Le secrétaire au Trésor, Scott Bessent, a mis en avant les avancées de l’administration Trump dans le domaine des terres rares et la lutte pour le pouvoir d’achat lors d’un entretien accordé à Edward Lawrence. Selon lui, une nouvelle usine en Caroline du Sud est un pas de géant pour l’indépendance américaine face à la Chine et pour la relance économique du pays.

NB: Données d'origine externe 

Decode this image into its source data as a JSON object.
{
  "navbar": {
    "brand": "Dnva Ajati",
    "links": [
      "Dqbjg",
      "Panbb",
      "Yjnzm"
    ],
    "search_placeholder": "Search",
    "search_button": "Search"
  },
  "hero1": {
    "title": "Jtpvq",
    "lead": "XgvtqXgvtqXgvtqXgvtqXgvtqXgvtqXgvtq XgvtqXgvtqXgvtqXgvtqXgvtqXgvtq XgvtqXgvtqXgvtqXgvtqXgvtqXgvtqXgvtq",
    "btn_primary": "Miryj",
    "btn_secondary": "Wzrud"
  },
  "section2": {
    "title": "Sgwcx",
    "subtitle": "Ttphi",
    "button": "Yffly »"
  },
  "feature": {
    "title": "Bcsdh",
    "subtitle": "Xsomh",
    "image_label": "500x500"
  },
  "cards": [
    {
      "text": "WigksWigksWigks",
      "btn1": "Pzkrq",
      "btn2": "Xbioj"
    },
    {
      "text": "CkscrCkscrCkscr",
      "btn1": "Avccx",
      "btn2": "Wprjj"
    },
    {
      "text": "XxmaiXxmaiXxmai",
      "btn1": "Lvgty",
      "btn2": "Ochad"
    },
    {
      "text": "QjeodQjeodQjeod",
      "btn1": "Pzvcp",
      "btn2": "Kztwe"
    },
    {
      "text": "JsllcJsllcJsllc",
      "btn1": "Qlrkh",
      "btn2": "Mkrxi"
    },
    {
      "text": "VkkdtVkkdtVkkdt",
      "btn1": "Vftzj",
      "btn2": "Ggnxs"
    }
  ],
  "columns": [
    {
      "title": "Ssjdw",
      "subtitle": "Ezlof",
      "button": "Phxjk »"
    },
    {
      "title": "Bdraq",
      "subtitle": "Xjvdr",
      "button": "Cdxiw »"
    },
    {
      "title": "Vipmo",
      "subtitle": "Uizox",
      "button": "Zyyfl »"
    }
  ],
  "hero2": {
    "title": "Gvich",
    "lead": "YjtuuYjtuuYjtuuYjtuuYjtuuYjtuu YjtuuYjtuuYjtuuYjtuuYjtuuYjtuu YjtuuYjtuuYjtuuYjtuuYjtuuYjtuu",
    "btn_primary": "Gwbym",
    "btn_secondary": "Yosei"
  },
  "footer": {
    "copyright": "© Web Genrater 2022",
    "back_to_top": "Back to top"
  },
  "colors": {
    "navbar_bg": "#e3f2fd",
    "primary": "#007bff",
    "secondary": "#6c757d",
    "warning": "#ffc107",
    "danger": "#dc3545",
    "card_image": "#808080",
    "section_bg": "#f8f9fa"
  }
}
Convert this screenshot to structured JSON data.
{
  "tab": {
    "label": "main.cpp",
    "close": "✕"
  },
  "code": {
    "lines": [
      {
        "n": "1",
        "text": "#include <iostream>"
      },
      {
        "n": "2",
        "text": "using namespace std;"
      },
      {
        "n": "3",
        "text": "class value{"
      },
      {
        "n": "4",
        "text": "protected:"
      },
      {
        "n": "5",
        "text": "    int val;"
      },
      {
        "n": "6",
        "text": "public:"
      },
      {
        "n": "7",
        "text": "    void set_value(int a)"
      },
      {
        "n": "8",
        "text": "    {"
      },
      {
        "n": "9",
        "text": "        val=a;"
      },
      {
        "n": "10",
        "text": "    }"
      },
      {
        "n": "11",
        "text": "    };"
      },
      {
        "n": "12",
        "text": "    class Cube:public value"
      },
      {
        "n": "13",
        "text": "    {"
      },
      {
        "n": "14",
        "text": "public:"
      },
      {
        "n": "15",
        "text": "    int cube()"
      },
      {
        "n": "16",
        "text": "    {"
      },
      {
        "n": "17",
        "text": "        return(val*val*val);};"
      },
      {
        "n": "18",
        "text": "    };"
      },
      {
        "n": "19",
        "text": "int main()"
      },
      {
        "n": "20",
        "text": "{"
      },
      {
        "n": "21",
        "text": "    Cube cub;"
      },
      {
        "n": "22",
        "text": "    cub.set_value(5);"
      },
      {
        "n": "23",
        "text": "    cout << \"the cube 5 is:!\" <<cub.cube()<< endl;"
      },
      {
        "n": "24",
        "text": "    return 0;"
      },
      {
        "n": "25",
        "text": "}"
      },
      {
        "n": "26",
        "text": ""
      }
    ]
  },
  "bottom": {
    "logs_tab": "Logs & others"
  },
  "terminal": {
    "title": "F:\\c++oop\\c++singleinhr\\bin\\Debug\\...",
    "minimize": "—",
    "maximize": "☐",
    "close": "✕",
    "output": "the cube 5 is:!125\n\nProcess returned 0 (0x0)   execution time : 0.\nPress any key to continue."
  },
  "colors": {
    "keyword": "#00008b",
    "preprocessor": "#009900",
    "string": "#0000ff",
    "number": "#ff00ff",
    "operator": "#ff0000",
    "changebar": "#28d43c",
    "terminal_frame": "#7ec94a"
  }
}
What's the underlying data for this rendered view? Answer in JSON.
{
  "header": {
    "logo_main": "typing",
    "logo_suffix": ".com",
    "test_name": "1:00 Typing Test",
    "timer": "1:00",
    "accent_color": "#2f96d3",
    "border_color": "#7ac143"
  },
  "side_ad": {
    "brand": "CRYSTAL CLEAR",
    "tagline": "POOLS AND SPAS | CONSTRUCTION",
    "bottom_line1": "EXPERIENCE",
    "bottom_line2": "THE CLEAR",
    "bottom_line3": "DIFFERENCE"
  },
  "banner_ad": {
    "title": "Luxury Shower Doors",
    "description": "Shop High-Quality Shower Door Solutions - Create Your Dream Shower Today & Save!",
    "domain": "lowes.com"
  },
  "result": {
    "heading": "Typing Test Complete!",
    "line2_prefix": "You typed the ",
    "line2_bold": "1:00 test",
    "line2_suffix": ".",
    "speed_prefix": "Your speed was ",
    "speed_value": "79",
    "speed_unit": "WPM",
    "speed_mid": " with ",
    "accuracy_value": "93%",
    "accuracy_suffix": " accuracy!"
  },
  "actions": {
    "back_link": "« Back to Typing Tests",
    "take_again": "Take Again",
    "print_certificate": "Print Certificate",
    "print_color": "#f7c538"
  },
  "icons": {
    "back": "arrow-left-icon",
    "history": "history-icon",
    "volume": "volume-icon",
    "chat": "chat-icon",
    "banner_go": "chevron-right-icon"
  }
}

« C’est le premier aimant fabriqué aux États-Unis depuis 25 ans ; nous mettons fin à l’emprise de la Chine sur notre chaîne d’approvisionnement », a affirmé Scott Bessent, s’exprimant depuis le nouveau centre de traitement d’aimants à terres rares d’EVAC à Sumter, en Caroline du Sud. Il a souligné que cette installation, qui a nécessité l’intervention directe du président Donald Trump pour surmonter des blocages administratifs, marque un retour significatif du pays dans le secteur manufacturier.
Ces matériaux critiques sont indispensables à la fabrication d’une vaste gamme de produits, des smartphones aux avions de combat, en passant par les voitures et les éoliennes. « Nous redevenons enfin indépendants, grâce à des entreprises comme EVAC », s’est réjoui M. Bessent, y voyant un gage de sécurité nationale et économique.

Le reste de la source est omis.